I'm writing, funny how I still feel safer near a church. Now the mystery isn't enough to draw me in, just to keep me sitting in the doorway.

And the vicar's leaving through the sliding doors, leather jacket, book in hand, and as he walks past I'm rolling out from behind the pillar like an agnostic ninja and - is it the drama of the thing or just that desperation? - asking him for a minute of his time.

He's on his way to a funeral, in a hurry.

All I want is thirty seconds. Give me one good reason why I should still believe in God.

He shrugs, opens and closes his mouth, looks at his watch, we pause and listen to the wind beating through the carrier bags at my feet, the struggling pages of my diary.

"Love." he says, eventually, definitely.

I smile. Good answer.

"What other answer is there? In the end, when you take away all this stuff about control, all this crap about dos and don'ts and people thinking they know God's will, all that's left is love, and honesty. Either you see love as an emotion between humans or you see it as something divine, something underpinning everything. You make a call and that's it. I made the call and -" he tweaks the dog collar "-that's just what happens."

That's the best thirty second answer I could have hoped for. Thank you.

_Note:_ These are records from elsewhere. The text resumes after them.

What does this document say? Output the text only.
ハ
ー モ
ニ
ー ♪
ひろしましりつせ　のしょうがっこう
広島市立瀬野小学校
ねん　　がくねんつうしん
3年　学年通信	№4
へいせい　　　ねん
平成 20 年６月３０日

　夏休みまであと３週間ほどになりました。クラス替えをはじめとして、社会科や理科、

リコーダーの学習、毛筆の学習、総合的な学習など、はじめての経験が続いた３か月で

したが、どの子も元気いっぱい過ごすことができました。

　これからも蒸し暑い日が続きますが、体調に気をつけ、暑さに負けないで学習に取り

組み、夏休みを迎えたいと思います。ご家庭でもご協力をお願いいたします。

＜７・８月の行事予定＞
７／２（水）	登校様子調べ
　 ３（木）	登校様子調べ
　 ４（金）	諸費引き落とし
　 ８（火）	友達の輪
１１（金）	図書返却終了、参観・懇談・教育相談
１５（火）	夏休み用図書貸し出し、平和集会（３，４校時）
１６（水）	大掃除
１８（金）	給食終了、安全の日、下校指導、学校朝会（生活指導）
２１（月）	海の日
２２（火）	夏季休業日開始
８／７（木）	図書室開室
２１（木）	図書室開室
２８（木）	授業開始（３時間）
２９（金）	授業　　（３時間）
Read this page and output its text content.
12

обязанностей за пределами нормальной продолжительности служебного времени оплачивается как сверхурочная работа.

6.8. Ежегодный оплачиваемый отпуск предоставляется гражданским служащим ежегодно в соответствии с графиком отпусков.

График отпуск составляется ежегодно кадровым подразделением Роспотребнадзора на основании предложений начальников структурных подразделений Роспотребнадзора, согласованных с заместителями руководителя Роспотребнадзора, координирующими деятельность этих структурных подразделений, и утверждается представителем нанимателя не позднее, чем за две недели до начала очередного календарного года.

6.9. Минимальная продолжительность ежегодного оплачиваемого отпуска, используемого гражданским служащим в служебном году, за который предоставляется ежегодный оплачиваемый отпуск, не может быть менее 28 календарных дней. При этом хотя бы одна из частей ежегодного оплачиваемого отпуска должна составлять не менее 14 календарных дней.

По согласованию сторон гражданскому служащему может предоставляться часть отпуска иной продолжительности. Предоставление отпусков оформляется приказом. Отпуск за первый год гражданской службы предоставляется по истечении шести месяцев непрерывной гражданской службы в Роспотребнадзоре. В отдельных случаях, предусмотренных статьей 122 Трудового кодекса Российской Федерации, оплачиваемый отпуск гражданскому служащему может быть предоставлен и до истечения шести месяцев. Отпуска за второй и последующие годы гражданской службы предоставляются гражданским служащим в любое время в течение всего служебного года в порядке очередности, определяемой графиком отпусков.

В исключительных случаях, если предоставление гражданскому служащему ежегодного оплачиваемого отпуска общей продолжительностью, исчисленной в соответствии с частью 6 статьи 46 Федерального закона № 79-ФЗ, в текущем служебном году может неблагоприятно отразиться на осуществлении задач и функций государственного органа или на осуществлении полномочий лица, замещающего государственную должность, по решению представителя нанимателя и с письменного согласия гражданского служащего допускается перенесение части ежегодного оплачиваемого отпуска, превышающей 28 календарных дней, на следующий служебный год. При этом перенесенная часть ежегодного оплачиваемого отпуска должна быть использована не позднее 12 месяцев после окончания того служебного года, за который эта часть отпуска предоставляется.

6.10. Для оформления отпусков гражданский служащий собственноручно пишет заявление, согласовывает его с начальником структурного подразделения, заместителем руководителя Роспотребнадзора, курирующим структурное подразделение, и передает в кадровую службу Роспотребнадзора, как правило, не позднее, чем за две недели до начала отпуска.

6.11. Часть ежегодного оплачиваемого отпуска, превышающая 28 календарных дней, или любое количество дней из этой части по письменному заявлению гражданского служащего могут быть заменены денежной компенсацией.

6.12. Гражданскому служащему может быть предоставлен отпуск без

I roll back behind my pillar, find my page again and starting write down what he said before I forget it.

*****

And I'm reading Romans 7:7-13, about the law and sin, and how sin corrupted the law which was good and pure and turned it to something that brings death. And she's telling me how all you can really be sure of is Christ, and if you have Christ, the rest will somehow fall into place but without Christ, it's just a law. And laws don't make you right with God. Or yourself.

*****

And I'm telling him a secret, the new secret, which isn't that I'm depressed but that, ever since I've been getting treatment for the depression, I don't believe in God anymore.

And I've said it, and he's sorry, we both are.

And I think about marriage. How there's lust, and infatuation, and if you get married on nothing but that your marriage will fail because you'll only be following the laws of marriage, and not the love behind it.

And how if you get saved for what you can get, if what you want is someone to love you because you can't love yourself, if you're not in love with God but merely infatuated with the mystery and comfort of it all.

Someday you'll learn to love yourself, and wonder why you're following this law that only brings death to those who have no love for Christ at the heart of it.

*****

And I'm sitting in the church and I'm supposed to be praying. I'm looking at the instructions I wrote out for people to pray with, the theology I typed out and how I don't believe any of it and there's people with heads bowed at each prayer station and I have never felt so insincere.

I put the stone I've been carrying at the foot of the cross. It's a mute gesture, because I don't know what it means. It's the way you hug an old friend to silence the awkwardness, the way you kiss your wife on the cheek before you leave to cheat on her, the way you stroke someone's face when you've argued and neither of you know what will happen but what's important now is not words but a gesture.

It says, I think I love you, but I don't know if I can be with you, so right now this stupid sentimental token is all I can give you. It says sorry, but I have to be myself and... I'll call you.

*****

I walk out an hour and a half before I'm supposed to finish praying, walk for 40 minutes in the dark to a field where I light up a cigarette, listen to Evanescence and drink an alcopop. Not because I want to, you understand, just because I can.

If that was a break-up then this is the pull. Changing my degree and writing and drinking and smoking and partying and volunteering and kissing and thinking and listening and changing and growing and talking and learning to love myself is me eating chocolate with my girl mates and watching chick flicks.

This is me being single.

3 Comments:

At 6:02 pm , Anonymous Anonymous said...

Either you see love as an emotion between humans or you see it as something divine, something underpinning everything. You make a call and that's it. I made the call and -" he tweaks the dog collar "-that's just what happens."

And I made the call and I'm what happened. Strange world.

When are we having a pint?

 
At 12:22 pm , Blogger becci brown said...

Wow fi, powerful stuff.

I was wondering what I would say if i were that vicar. I think it might go something like this...

Jesus didn't come to make us christians but to make us human. wholeness. The gospel promises us life in it's fulness. The Bible gives us the most complete answer of what it means to be truly human.It's not about 'getting saved' and then 'living the right way' its about grace, free, abundant grace. Which is freedom to become who we are truly meant to be. Putting off the old self and putting on the new in light of all that God has done. And all that, is fuelled by love. Love from God, love towards God.

 
At 10:21 am , Blogger Phil said...

New phone? I don't have the number...trying to get in touch to visit today but don't know when I should come. Give us a call or summit soon if you get this message.